1987 Vulvulina spinosa Cushman; Miller and Katz: p. 140, pl. 1, fig. 2.
1989 Vulvulina spinosa Cushman; Hermelin: p. 29.
1990 Vulvulina spinosa Cushman; Boersma: pl. 2, fig. 2.
1990 Vulvulina spinosa Cushman; Thomas: p. 590.
1994 Vulvulina spinosa Cushman; Bolli et al: p. 325, figs 87.3, 3a.
Vulvulina spinosa Cushman, 1927.
Holotype (No. 901) deposited in the collections of the United States National Museum, Washington, D.C.
Upper Eocene. Alazan Clay.
Rio Buena Vista, just south of crossing of Alazan to Moyutla Road, Vera Cruz, Mexico.

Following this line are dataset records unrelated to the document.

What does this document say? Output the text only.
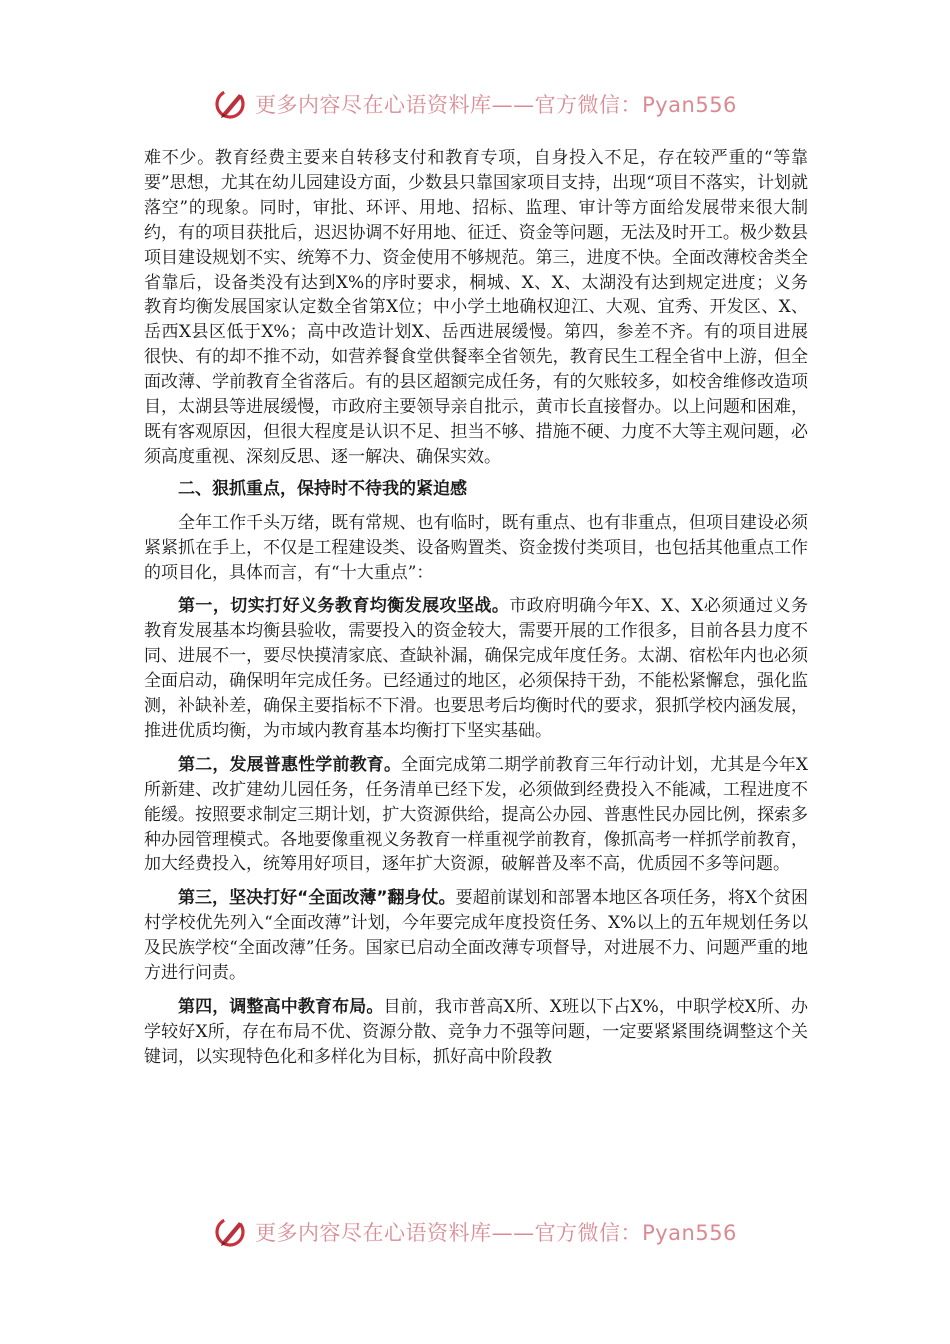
更多内容尽在心语资料库——官方微信：Pyan556

难不少。教育经费主要来自转移支付和教育专项，自身投入不足，存在较严重的“等靠要”思想，尤其在幼儿园建设方面，少数县只靠国家项目支持，出现“项目不落实，计划就落空”的现象。同时，审批、环评、用地、招标、监理、审计等方面给发展带来很大制约，有的项目获批后，迟迟协调不好用地、征迁、资金等问题，无法及时开工。极少数县项目建设规划不实、统筹不力、资金使用不够规范。第三，进度不快。全面改薄校舍类全省靠后，设备类没有达到X%的序时要求，桐城、X、X、太湖没有达到规定进度；义务教育均衡发展国家认定数全省第X位；中小学土地确权迎江、大观、宜秀、开发区、X、岳西X县区低于X%；高中改造计划X、岳西进展缓慢。第四，参差不齐。有的项目进展很快、有的却不推不动，如营养餐食堂供餐率全省领先，教育民生工程全省中上游，但全面改薄、学前教育全省落后。有的县区超额完成任务，有的欠账较多，如校舍维修改造项目，太湖县等进展缓慢，市政府主要领导亲自批示，黄市长直接督办。以上问题和困难，既有客观原因，但很大程度是认识不足、担当不够、措施不硬、力度不大等主观问题，必须高度重视、深刻反思、逐一解决、确保实效。

二、狠抓重点，保持时不待我的紧迫感

全年工作千头万绪，既有常规、也有临时，既有重点、也有非重点，但项目建设必须紧紧抓在手上，不仅是工程建设类、设备购置类、资金拨付类项目，也包括其他重点工作的项目化，具体而言，有“十大重点”：

第一，切实打好义务教育均衡发展攻坚战。市政府明确今年X、X、X必须通过义务教育发展基本均衡县验收，需要投入的资金较大，需要开展的工作很多，目前各县力度不同、进展不一，要尽快摸清家底、查缺补漏，确保完成年度任务。太湖、宿松年内也必须全面启动，确保明年完成任务。已经通过的地区，必须保持干劲，不能松紧懈怠，强化监测，补缺补差，确保主要指标不下滑。也要思考后均衡时代的要求，狠抓学校内涵发展，推进优质均衡，为市域内教育基本均衡打下坚实基础。

第二，发展普惠性学前教育。全面完成第二期学前教育三年行动计划，尤其是今年X所新建、改扩建幼儿园任务，任务清单已经下发，必须做到经费投入不能减，工程进度不能缓。按照要求制定三期计划，扩大资源供给，提高公办园、普惠性民办园比例，探索多种办园管理模式。各地要像重视义务教育一样重视学前教育，像抓高考一样抓学前教育，加大经费投入，统筹用好项目，逐年扩大资源，破解普及率不高，优质园不多等问题。

第三，坚决打好“全面改薄”翻身仗。要超前谋划和部署本地区各项任务，将X个贫困村学校优先列入“全面改薄”计划，今年要完成年度投资任务、X%以上的五年规划任务以及民族学校“全面改薄”任务。国家已启动全面改薄专项督导，对进展不力、问题严重的地方进行问责。

第四，调整高中教育布局。目前，我市普高X所、X班以下占X%，中职学校X所、办学较好X所，存在布局不优、资源分散、竞争力不强等问题，一定要紧紧围绕调整这个关键词，以实现特色化和多样化为目标，抓好高中阶段教

更多内容尽在心语资料库——官方微信：Pyan556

Test is elongate, flattened, lozenge-shaped or rhomboidal with an acute periphery. Microspheric generation with initial planispire, later becomes biserial, then uniserial in well-developed specimens. The broad, low chambers are slightly inflated, increasing rapidly in size and curving strongly downwards. Chambers possess a prominent projecting spine at the outer margins and are separated by curved, depressed sutures. Chamber walls are coarsely agglutinated with calcareous cement and roughly finished. The primary aperture is a broad, low interiomarginal arch in the early stage, later becoming a narrow, elongate, terminal slit.
Tjalsma and Lohmann (1983) considered Vulvulina spinosa Cushman and Vulvulina jarvisi Cushman to be conspecific.
Worldwide. Reported from Trinidad, Venezuela, and Barbados (Bolli et al. 1994). Atlantic, (Tjalsma and Lohmann 1983). Weddell Sea, Antarctic, (Thomas 1990). North Atlantic (Miller and Katz 1987), and Western Pacific (Hermelin 1989).
Restricted to shallower sites (bathyal) during the early Eocene, expanding to deeper sites (abyssal) during the late middle Eocene (Tjalsma and Lohmann 1983). Lower bathyal (Thomas 1990). Abyssal, >3.5 km (Miller and Katz 1987). Lower bathyal and abyssal (Boersma 1990).
Paleocene - Miocene (Serravillian). Common to abundant in Oligocene to middle Miocene, last occurrence in Serravillian with questionable occurrence in Tortonian (Miller and Katz 1987). First occurrence at or near the early/late Paleocene boundary in the southern Indian Ocean (Mackensen and Berggren 1992).